I won’t lie, I found the inspiration for it in about three seconds, Googling “recessed wall niche” on the prestigious and glamorous site of high-end design, Home Depot.

With the example I proposed, the shell motif had liturgical significance with the baptism ritual, according to Father Connall. Imagining John replacing Aphrodite occupying the printed illustration was the only mental obstacle, so there wasn’t much design back and forth. Just some CAD manipulation of the dimensions, making it fit the space and the statue, and we were in business.

Unlike the Bianco Carrara marble we used at the front altar, the existing baptismal was created from white marble with minimal veining. We provided stone from another Italian quarry a few miles south of Carrara, Bianco Altissimo, as a suitable match.

An 8″ thick slab was machined through several CNC processes, resulting in a semi-finished piece finessed to life with a sculptor’s hand. (I know a guy.)
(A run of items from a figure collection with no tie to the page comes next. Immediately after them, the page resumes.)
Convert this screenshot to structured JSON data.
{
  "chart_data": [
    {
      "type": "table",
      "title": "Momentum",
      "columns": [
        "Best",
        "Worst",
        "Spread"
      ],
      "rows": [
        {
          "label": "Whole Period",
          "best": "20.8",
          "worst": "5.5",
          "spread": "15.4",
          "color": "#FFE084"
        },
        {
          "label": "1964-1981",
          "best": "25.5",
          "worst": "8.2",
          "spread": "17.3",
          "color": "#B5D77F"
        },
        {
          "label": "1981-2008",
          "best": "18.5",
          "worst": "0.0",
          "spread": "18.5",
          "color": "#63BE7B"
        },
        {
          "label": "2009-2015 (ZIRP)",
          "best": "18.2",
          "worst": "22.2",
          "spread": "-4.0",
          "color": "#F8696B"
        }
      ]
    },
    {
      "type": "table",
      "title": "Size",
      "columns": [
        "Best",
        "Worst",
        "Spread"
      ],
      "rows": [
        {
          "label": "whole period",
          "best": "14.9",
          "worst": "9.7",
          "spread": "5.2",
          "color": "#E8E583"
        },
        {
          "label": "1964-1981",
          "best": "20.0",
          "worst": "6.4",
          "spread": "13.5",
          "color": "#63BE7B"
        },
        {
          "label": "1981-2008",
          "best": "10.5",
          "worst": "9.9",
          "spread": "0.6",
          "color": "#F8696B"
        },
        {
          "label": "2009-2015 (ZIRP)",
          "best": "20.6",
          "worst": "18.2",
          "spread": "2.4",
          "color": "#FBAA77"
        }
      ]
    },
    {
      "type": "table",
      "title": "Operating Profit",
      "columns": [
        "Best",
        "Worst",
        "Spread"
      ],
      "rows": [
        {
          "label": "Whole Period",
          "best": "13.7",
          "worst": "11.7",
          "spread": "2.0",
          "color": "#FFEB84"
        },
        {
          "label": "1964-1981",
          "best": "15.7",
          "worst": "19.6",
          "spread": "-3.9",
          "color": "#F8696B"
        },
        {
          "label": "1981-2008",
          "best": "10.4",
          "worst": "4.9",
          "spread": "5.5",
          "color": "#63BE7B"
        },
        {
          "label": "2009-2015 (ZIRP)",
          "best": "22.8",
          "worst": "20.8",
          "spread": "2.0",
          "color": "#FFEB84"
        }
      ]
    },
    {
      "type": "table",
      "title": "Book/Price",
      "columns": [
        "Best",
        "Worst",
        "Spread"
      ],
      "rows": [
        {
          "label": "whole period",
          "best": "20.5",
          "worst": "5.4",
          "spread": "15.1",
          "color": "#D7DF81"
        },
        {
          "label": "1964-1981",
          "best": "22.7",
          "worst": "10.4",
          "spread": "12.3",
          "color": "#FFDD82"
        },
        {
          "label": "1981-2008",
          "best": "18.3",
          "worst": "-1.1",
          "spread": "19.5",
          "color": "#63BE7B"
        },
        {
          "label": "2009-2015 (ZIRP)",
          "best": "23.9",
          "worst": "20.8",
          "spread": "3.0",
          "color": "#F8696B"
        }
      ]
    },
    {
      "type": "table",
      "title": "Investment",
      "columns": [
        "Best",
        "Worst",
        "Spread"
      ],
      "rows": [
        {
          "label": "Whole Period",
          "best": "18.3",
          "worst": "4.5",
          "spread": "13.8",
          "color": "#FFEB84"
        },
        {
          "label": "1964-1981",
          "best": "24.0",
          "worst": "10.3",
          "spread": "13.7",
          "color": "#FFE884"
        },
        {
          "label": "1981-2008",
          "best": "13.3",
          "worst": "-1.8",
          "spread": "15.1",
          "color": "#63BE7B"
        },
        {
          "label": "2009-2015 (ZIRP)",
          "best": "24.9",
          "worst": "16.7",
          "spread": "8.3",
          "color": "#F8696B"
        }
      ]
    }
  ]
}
Once I refined the details, polishing began. Sanding the marble and my fingers down to the bone left me with a glistening piece of holy stonework ready for installation.

Our installers had the unpleasant task of pocketing a recessed cavity into the brick and plaster wall to accommodate the niche. Care was taken to tent the area air-tight, working with multiple vacuums to ensure not a speck of dust escaped into the Cathedral.

With the niche now installed in its permanent place, St. John has officially retired, spending eternity gazing from the vantage of his new estate, a front-row seat witnessing the rebirth of the next generation of faithful Catholics in this beautiful and historic Cathedral.